The hovercraft, based at Flaming Gorge Reservoir, was purchased with Federal Emergency Management Agency funds awarded to Daggett, Duchesne and Uintah counties before Jorgensen was elected in 2010. Floating on a 16-inch cushion of air, it is able to transition easily from ice to water to flat land, making it invaluable to rescuers.

"This is really a great tool for the transitional times when we don't have good enough ice to go hard surface all the time with a four-wheeler or a snowmobile, for example, and we have too much ice to go with a traditional boat," said Daggett County Sheriff's Capt. Chris Collett.

Rescuers in Utah and Wyoming faced just that kind of "transitional" scenario during a January 2011 ice fishing tournament at Flaming Gorge.

Six anglers competing in the annual Burbot Bash were trapped on a shrinking sheet of ice that broke free from the shore and drifted for three-quarters of a mile. It took rescue teams from Daggett County and Sweetwater County, Wyo., several hours to reach the men by boat because they had to work their way through the ice.

"That type of ice rescue like that is almost impossible with a boat because you can't get the boat through the existing ice and then back into open water," Jorgensen said.

While the hovercraft is expected to improve search and rescue operations, it will also help the sheriff's office carry out another of its missions: providing security for Flaming Gorge Dam.

"We do have a contract to guard the dam, and there are certain times of the year that we can't get a boat in, in front of the dam," the sheriff said.
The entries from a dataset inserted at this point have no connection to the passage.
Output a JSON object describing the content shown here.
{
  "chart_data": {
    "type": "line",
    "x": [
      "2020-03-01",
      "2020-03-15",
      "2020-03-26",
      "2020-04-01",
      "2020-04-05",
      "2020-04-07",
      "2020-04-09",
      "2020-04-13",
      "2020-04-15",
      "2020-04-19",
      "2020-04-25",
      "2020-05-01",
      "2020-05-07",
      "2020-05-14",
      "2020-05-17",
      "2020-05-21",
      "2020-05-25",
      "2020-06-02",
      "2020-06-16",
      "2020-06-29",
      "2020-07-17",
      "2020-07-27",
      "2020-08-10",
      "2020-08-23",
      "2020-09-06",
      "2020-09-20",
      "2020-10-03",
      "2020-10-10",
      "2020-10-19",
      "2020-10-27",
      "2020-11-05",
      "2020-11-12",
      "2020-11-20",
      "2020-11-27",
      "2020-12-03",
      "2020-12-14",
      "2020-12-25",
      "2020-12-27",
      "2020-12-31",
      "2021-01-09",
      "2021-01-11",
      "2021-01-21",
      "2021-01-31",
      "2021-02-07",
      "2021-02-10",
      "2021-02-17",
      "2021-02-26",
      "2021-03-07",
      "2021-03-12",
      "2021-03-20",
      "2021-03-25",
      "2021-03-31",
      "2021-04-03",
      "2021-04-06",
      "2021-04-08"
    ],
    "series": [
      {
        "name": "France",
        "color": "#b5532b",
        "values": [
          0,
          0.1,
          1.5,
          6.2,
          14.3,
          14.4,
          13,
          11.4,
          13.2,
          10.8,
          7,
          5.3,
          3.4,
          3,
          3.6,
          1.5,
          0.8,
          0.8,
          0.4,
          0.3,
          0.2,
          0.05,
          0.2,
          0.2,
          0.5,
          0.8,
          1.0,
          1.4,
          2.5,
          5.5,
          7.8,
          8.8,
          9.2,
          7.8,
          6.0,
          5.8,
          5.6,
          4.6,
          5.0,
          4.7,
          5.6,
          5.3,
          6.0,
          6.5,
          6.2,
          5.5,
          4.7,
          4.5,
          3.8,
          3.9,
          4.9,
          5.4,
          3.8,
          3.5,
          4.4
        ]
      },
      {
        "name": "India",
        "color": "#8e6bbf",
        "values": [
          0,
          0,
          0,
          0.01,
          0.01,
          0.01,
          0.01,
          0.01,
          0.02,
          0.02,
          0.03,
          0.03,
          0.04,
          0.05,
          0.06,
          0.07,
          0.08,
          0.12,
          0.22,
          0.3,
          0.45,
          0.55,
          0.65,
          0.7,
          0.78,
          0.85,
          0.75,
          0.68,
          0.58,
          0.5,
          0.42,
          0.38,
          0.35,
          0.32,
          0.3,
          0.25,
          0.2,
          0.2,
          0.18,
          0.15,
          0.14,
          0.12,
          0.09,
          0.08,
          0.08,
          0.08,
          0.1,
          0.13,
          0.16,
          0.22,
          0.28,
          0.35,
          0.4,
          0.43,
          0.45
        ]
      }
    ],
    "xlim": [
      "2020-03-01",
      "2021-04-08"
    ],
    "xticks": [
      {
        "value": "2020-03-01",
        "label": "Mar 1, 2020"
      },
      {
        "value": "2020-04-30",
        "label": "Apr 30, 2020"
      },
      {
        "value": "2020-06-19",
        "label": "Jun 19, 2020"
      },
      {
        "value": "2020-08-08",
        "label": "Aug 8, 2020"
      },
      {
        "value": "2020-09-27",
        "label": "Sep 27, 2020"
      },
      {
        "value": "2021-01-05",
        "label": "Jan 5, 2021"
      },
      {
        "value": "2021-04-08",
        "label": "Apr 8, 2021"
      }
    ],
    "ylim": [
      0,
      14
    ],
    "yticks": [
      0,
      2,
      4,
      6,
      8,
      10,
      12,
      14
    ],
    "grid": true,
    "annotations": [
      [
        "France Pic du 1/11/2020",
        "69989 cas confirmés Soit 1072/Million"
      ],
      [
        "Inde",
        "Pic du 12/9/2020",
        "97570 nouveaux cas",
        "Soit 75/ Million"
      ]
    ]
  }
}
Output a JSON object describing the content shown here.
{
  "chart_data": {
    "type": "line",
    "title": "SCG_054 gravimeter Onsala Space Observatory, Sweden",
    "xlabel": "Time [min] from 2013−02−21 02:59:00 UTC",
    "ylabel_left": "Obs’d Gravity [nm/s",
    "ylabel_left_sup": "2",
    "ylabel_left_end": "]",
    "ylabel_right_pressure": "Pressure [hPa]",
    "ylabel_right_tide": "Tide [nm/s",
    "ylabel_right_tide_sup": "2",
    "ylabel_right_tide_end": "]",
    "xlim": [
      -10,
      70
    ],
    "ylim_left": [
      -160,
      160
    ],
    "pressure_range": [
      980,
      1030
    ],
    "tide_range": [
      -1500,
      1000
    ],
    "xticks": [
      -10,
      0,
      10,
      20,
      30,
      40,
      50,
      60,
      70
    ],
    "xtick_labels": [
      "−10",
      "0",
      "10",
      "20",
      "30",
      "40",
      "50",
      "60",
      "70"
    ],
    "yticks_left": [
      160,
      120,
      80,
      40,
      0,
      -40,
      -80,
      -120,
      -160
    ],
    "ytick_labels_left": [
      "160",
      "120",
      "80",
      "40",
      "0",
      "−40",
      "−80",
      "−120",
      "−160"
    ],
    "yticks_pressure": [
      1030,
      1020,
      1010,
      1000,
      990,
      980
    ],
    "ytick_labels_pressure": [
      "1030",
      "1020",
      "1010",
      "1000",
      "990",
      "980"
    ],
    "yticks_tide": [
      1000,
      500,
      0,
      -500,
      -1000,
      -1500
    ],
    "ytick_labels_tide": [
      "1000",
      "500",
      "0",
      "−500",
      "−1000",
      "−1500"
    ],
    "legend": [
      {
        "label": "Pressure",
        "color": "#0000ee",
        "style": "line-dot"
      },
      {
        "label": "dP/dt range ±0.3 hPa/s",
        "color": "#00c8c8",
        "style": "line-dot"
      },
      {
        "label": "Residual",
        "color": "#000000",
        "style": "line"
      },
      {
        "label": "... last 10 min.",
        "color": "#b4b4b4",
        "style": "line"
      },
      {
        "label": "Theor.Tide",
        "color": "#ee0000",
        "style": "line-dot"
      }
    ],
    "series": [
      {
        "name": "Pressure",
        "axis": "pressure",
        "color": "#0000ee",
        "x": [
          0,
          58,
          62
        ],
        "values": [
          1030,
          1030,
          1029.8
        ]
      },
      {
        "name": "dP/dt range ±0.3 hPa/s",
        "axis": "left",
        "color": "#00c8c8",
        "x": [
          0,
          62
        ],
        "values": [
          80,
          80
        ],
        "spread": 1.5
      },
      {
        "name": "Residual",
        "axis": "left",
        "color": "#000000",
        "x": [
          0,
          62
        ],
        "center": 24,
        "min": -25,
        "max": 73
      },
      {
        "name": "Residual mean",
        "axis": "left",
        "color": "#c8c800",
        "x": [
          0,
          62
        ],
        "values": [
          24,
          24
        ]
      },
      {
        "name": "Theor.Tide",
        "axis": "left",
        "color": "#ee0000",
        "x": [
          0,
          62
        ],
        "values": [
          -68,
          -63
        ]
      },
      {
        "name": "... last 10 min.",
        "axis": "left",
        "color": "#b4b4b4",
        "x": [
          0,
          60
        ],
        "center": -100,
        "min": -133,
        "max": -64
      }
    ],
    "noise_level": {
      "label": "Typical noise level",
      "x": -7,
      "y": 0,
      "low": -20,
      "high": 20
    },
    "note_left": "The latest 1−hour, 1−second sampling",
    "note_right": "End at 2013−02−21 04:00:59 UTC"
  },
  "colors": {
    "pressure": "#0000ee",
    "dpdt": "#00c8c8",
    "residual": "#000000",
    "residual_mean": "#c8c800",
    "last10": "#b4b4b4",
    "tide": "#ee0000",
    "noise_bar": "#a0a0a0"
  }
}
"With some of the boat docks, you're unable to launch a boat down by the dam, so this gives us 365 days a year where we can get into the dam, and on the Green River actually," Jorgensen added.

The sheriff knows some people will grumble about the $104,000 price tag for the hovercraft, but he's willing to weather those complaints.

"It's one of these vehicles that when you need it, you need it. It can't be replaced by something else," Jorgensen said. "If it saves one life or two lives over the next few years, then it will have been worth it, in my mind."